Sehr gut. Es gibt kaum etwas Besseres, oder?
Lass uns nun ein kleines Detail dieser Vorstellung verändern: Du hast dein Ziel zwar erreicht, aber alle anderen Läuferinnen und Läufer auf der Welt (ja, wirklich alle) können mindestens einen Kilometer weiter oder eine Minute schneller laufen als du.
Fühlt sich diese Vorstellung immer noch so toll an? Wahrscheinlich nicht.
Dabei hat sich an deiner eigenen Leistung gar nichts geändert. Es gibt also eigentlich keinen Grund, weniger stolz darauf zu sein.

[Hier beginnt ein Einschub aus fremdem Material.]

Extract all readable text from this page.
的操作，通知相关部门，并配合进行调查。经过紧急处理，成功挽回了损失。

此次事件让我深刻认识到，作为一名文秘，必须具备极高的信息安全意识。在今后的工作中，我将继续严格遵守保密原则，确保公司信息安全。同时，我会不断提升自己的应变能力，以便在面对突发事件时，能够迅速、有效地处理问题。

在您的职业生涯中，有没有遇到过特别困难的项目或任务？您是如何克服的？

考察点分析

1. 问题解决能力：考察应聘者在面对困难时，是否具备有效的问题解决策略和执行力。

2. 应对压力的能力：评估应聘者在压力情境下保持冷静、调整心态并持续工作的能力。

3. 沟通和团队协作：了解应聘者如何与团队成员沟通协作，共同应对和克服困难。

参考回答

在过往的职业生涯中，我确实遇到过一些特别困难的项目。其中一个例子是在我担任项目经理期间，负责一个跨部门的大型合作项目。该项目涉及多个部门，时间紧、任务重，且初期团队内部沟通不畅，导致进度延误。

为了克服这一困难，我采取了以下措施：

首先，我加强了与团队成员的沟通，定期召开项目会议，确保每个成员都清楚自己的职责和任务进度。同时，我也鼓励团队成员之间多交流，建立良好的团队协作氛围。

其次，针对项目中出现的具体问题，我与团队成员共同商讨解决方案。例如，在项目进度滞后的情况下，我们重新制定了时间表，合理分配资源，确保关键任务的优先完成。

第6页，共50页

Warum macht es so einen großen Unterschied, wie die anderen Läufer in unserem Gedankenspiel abschneiden? Die Antwort: Weil wir unsere eigene Leistung im Vergleich zu ihnen beurteilen. Und wenn jeder Läufer auf der Welt die 10 Kilometer in weniger als 60 Minuten laufen kann, dann ist es eben nichts Besonderes, wenn auch du es gerade so schaffst.
Laufen ist wie für Vergleiche gemacht
Laufen ist ein Sport, bei dem sich Vergleiche geradezu aufdrängen: Wir sprechen über unsere Durchschnittspace, über Wochenkilometer und unsere Wettkampfergebnisse.
Online-Communities wie zum Beispiel Strava haben den Vergleich mit anderen Sportlern sogar zu einem zentralen Element gemacht. Wenn ich bei Strava das Profil eines anderen Läufers betrachte, dann wird mir dort ein „Seite-an-Seite-Vergleich“ angezeigt.
Die Software führt automatisch Bestenlisten über sogenannte „Segmente“ (das sind von den Nutzern festgelegte Streckenabschnitte auf ihren Lauf- und Radrunden) und sortiert die Mitglieder unseres Team-beVegt-Clubs jede Woche nach der Gesamt-Laufzeit sowie nach den zurückgelegten Kilometern und Höhenmetern.
Die drei besten der vergangenen Woche in diesen Kategorien bekommen dann sieben Tage lang einen „Ehrenplatz“ ganz oben auf der Clubseite.
Vergleichen ist menschlich
Aber warum können wir nicht einfach nur auf uns selbst schauen? Warum ist der Vergleich mit anderen so wichtig für uns?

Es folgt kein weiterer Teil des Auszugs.